We implemented a JWKS (JSON Web Key Set) endpoint that exposed our current public keys with a kid (Key ID) field. During decryption, we check the kid in the JWE header, look up the corresponding private key, and use that for decryption. This allows us to have multiple active keys during a rotation window, then retire old keys after all tokens issued with them have expired.
The Security Outcome
After the migration:
- Token payloads are fully encrypted. Logs, proxies, and clients cannot read the contents.
- Sensitive claims (partner_id, KYC status, investment tier) are not exposed at the transport layer.

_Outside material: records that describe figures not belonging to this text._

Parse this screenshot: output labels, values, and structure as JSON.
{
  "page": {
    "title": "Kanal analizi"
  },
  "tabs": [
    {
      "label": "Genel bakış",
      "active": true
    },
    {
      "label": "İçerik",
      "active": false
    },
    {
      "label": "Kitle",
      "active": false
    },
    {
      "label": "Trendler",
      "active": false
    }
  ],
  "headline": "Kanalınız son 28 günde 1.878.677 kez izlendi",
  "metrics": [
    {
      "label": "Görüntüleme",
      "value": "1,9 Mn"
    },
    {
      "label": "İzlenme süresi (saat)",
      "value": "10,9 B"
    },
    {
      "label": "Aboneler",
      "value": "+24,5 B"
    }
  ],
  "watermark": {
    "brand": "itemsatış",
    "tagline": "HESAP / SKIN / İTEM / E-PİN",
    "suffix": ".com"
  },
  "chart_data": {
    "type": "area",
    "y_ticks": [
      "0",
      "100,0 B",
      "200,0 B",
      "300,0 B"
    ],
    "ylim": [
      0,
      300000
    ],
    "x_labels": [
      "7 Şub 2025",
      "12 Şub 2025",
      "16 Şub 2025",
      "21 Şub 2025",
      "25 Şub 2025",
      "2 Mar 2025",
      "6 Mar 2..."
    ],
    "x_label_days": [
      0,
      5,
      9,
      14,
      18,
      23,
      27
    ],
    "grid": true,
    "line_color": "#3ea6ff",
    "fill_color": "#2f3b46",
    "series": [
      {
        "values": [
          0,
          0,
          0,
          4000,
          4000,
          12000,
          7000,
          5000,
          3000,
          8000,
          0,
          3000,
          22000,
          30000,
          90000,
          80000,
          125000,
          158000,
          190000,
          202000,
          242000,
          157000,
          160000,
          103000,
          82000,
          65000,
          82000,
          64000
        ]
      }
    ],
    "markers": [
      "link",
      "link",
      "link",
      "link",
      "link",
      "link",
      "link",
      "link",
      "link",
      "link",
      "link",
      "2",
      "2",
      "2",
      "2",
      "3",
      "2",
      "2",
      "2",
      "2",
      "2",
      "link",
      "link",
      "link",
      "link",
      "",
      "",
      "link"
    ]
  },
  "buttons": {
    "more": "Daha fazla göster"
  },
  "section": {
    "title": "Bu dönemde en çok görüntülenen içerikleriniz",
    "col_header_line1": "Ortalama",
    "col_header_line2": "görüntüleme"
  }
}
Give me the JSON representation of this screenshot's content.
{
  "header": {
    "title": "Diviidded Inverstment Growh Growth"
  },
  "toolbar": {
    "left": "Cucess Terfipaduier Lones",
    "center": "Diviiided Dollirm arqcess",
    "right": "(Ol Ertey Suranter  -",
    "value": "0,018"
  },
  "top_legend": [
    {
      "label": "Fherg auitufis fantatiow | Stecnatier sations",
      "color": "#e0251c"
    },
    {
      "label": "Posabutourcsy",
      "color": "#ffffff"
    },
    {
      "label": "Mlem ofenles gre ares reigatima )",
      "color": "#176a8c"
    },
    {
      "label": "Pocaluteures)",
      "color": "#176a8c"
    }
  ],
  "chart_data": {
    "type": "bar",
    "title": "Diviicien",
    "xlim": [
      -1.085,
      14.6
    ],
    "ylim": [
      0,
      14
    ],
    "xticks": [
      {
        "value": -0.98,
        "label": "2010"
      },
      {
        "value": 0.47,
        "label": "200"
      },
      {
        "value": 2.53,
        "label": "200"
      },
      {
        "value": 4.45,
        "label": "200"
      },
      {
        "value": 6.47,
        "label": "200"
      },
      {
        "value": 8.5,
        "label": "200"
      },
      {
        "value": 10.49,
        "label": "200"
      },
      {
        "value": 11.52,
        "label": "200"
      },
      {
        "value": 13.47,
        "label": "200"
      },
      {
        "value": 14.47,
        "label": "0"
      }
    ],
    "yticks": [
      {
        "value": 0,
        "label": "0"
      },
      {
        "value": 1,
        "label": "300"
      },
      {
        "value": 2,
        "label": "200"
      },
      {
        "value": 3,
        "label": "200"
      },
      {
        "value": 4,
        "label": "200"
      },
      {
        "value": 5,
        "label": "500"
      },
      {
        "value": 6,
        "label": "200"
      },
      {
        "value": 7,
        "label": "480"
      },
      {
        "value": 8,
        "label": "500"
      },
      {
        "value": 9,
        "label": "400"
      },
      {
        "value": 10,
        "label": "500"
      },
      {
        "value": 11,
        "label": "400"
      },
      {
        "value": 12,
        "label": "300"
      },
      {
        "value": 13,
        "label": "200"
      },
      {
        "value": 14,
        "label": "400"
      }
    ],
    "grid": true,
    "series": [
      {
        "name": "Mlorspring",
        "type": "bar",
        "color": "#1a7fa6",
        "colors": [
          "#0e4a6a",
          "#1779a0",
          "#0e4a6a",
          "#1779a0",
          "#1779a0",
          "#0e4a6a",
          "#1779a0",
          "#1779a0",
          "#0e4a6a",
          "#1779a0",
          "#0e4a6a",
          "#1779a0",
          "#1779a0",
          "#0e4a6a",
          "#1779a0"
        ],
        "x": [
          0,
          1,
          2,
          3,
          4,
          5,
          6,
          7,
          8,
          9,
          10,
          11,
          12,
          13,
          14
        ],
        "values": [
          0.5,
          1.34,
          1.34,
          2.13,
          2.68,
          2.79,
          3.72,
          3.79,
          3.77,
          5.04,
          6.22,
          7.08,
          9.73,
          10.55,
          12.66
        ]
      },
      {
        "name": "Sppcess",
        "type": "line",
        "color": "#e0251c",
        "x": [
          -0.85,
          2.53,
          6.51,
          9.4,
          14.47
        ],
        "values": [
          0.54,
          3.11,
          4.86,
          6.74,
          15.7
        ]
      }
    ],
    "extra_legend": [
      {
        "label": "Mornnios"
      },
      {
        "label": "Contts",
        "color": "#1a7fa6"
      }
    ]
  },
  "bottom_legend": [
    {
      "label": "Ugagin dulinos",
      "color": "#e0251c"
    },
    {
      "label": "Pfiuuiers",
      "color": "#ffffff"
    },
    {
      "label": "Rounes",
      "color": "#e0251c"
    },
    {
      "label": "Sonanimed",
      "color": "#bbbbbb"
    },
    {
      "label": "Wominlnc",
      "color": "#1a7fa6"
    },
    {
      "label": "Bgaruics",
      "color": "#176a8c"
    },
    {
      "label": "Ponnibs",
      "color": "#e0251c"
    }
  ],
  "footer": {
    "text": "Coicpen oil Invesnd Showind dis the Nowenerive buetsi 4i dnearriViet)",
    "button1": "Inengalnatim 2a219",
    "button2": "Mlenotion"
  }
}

- The compliance team signed off. The security consultant closed the finding.
- We passed the security audit from the institutional partner that required encrypted session tokens.
Was It Worth It
Yes. But I would not recommend going all-in on JWE for access tokens at high throughput. The hybrid model — JWE for refresh tokens, short-lived signed JWT for access tokens — gives you most of the security benefit with manageable performance overhead.
The things I wish someone had told me before we started:
1. Plan for token size from day one. If you are near cookie or header limits, JWE will push you over.
2. RSA decryption is slow. Cache aggressively or use the hybrid model.
3. Key rotation needs a JWKS endpoint, not just an env variable update.
4. Test your mobile clients. JWE tokens in auth headers can hit gateway limits you did not know existed.
JWTs are not broken. But for regulated, multi-tenant systems where the payload contains sensitive operational data — JWE is the right call.